If JavaScript was used, the code wouldn't be as straightforward to write and read and you'd have to spend time going through the language's syntax for the reader (or assume the reader knows it already), all getting in the way of just teaching the algorithms themselves.
The flaws with JS run deep, but it's still the most accessible language out there today. And it does have the most impact. Anybody can make a website.
That being said C/C++, Python and Go are more fun for implementing pure algorithms/data structures as the language constructs are more designed around that.
It's a legitimate question. As much as I love Lisp and prefer it over Javascript, focusing an algorithm book on just Lisp considerably reduces its audience.
I would suggest you to read it before jumping to conclusions (as the new chapters will be published). Lisp will not be the main focus of the book, for those who don't plan to use it at work, it may be perceived just as pseudocode.

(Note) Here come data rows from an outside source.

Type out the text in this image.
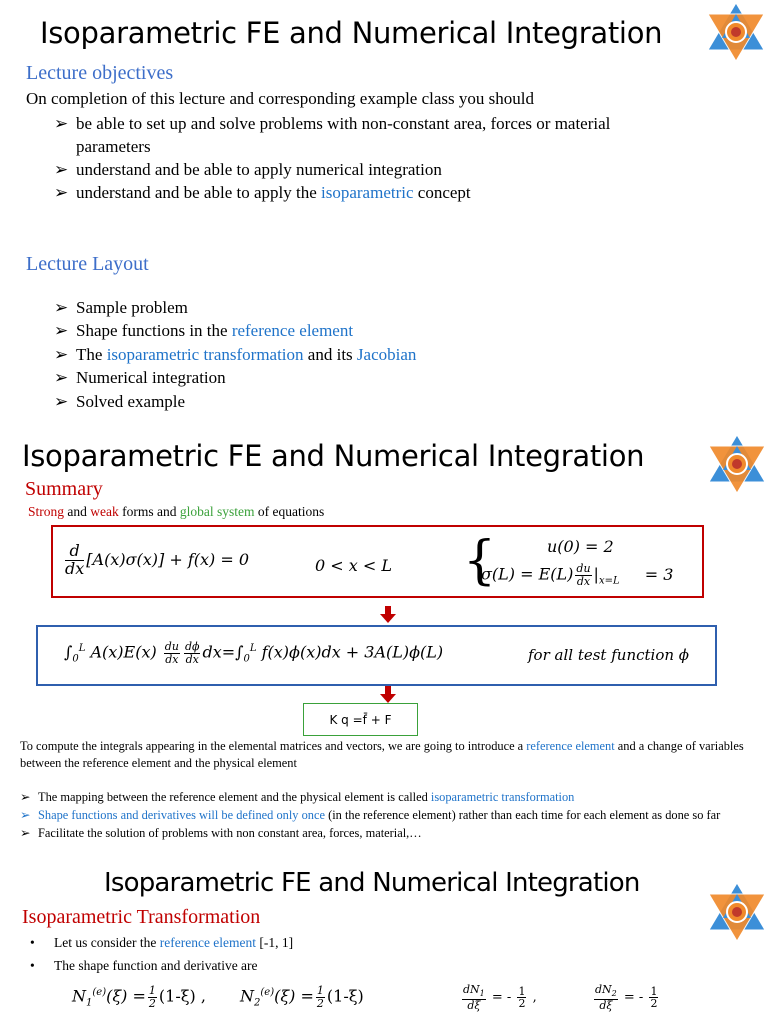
Isoparametric FE and Numerical Integration
Lecture objectives
On completion of this lecture and corresponding example class you should
➢ be able to set up and solve problems with non-constant area, forces or material
parameters
➢ understand and be able to apply numerical integration
➢ understand and be able to apply the isoparametric concept
Lecture Layout
➢ Sample problem
➢ Shape functions in the reference element
➢ The isoparametric transformation and its Jacobian
➢ Numerical integration
➢ Solved example
Isoparametric FE and Numerical Integration
Summary
Strong and weak forms and global system of equations
$\frac{d}{dx} [A(x)\sigma(x)] + f(x) = 0$	0 < x < L {	u(0) = 2
$\sigma(L) = E(L) \frac{du}{dx} |_{x=L} = 3$
$\int_0^L$ $A(x)E(x) \frac{du}{dx} \frac{d\phi}{dx} dx=\int_0^L$ f(x)ϕ(x)dx + 3A(L)ϕ(L)	for all test function ϕ
K q =f̄ + F
To compute the integrals appearing in the elemental matrices and vectors, we are going to introduce a reference element and a change of variables between the reference element and the physical element
➢ The mapping between the reference element and the physical element is called isoparametric transformation
➢ Shape functions and derivatives will be defined only once (in the reference element) rather than each time for each element as done so far
➢ Facilitate the solution of problems with non constant area, forces, material,…
Isoparametric FE and Numerical Integration
Isoparametric Transformation
• Let us consider the reference element [-1, 1]
• The shape function and derivative are
$N_1^{(e)}(\xi) = \frac{1}{2} (1-\xi)$ , $N_2^{(e)}(\xi) = \frac{1}{2} (1-\xi)$	$\frac{dN_1}{d\xi}$ = - $\frac{1}{2}$ ,	$\frac{dN_2}{d\xi}$ = - $\frac{1}{2}$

As for Javascript, I believe that explaining algorithms using it is counterproductive as the language has too many limitations that will impede expressing everything I need idiomatically. I'm not saying that you can't program algorithms in JS, but it's not pleasant and productive. Besides, JS is not the language I'm interested in, at all
The audience for a JS book is is also possibly tiny; people who want a JS book already either already have one (or more) and are not looking, or else are likely going to choose one of the many JS books that you didn't write.

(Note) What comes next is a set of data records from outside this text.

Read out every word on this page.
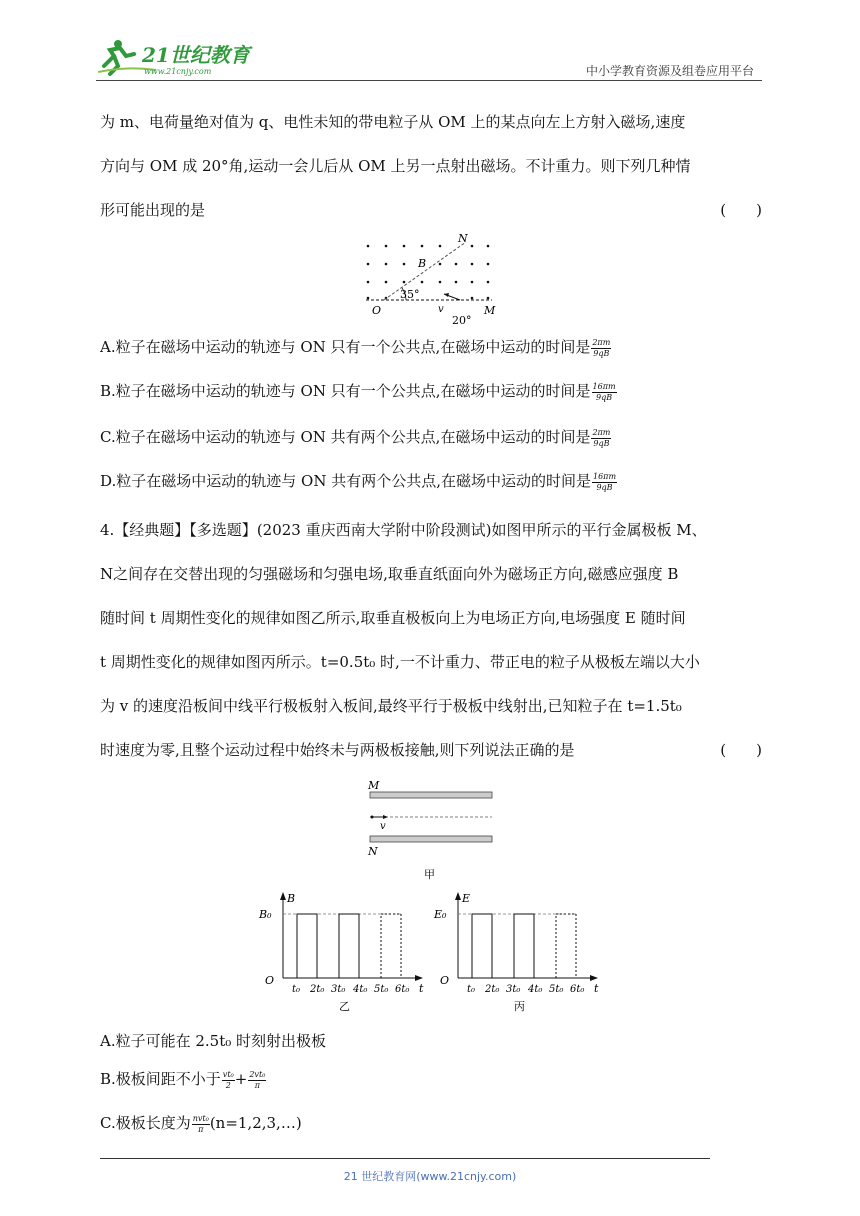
21世纪教育
www.21cnjy.com	中小学教育资源及组卷应用平台
为 m、电荷量绝对值为 q、电性未知的带电粒子从 OM 上的某点向左上方射入磁场,速度
方向与 OM 成 20°角,运动一会儿后从 OM 上另一点射出磁场。不计重力。则下列几种情
形可能出现的是	(　　)
N
B
O	M
v
35°
20°
A.粒子在磁场中运动的轨迹与 ON 只有一个公共点,在磁场中运动的时间是 $\frac{2\pi m}{9qB}$
B.粒子在磁场中运动的轨迹与 ON 只有一个公共点,在磁场中运动的时间是 $\frac{16\pi m}{9qB}$
C.粒子在磁场中运动的轨迹与 ON 共有两个公共点,在磁场中运动的时间是 $\frac{2\pi m}{9qB}$
D.粒子在磁场中运动的轨迹与 ON 共有两个公共点,在磁场中运动的时间是 $\frac{16\pi m}{9qB}$
4.【经典题】【多选题】(2023 重庆西南大学附中阶段测试)如图甲所示的平行金属极板 M、
N之间存在交替出现的匀强磁场和匀强电场,取垂直纸面向外为磁场正方向,磁感应强度 B
随时间 t 周期性变化的规律如图乙所示,取垂直极板向上为电场正方向,电场强度 E 随时间
t 周期性变化的规律如图丙所示。t=0.5t₀ 时,一不计重力、带正电的粒子从极板左端以大小
为 v 的速度沿板间中线平行极板射入板间,最终平行于极板中线射出,已知粒子在 t=1.5t₀
时速度为零,且整个运动过程中始终未与两极板接触,则下列说法正确的是	(　　)
M
v
N
甲
B
B₀
O
t
t₀ 2t₀ 3t₀ 4t₀ 5t₀ 6t₀
乙
E
E₀
O
t
t₀ 2t₀ 3t₀ 4t₀ 5t₀ 6t₀
丙
A.粒子可能在 2.5t₀ 时刻射出极板
B.极板间距不小于 $\frac{\text{vt₀}}{2} + \frac{\text{2vt₀}}{\pi}$
C.极板长度为 $\frac{\text{nvt₀}}{\pi}$ (n=1,2,3,…)
21 世纪教育网(www.21cnjy.com)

> Now, I'm, finally, at the stage when I can start publishing it. But I intend to do that, first, gradually in this blog and then put the final version — hopefully, improved and polished thanks to the comments of the first readers — on Leanpub.
- Berkeley: Structure and Interpretation of Computer Programs [Racket version] (http://berkeley-cs61as.github.io/textbook.html)
- Duke: Discrete Math [Racket] (https://www2.cs.duke.edu/courses/spring15/compsci230/syllabu...)
Can anyone recommend other core CS books/courses that uses Lisp (or variants) or other functional languages?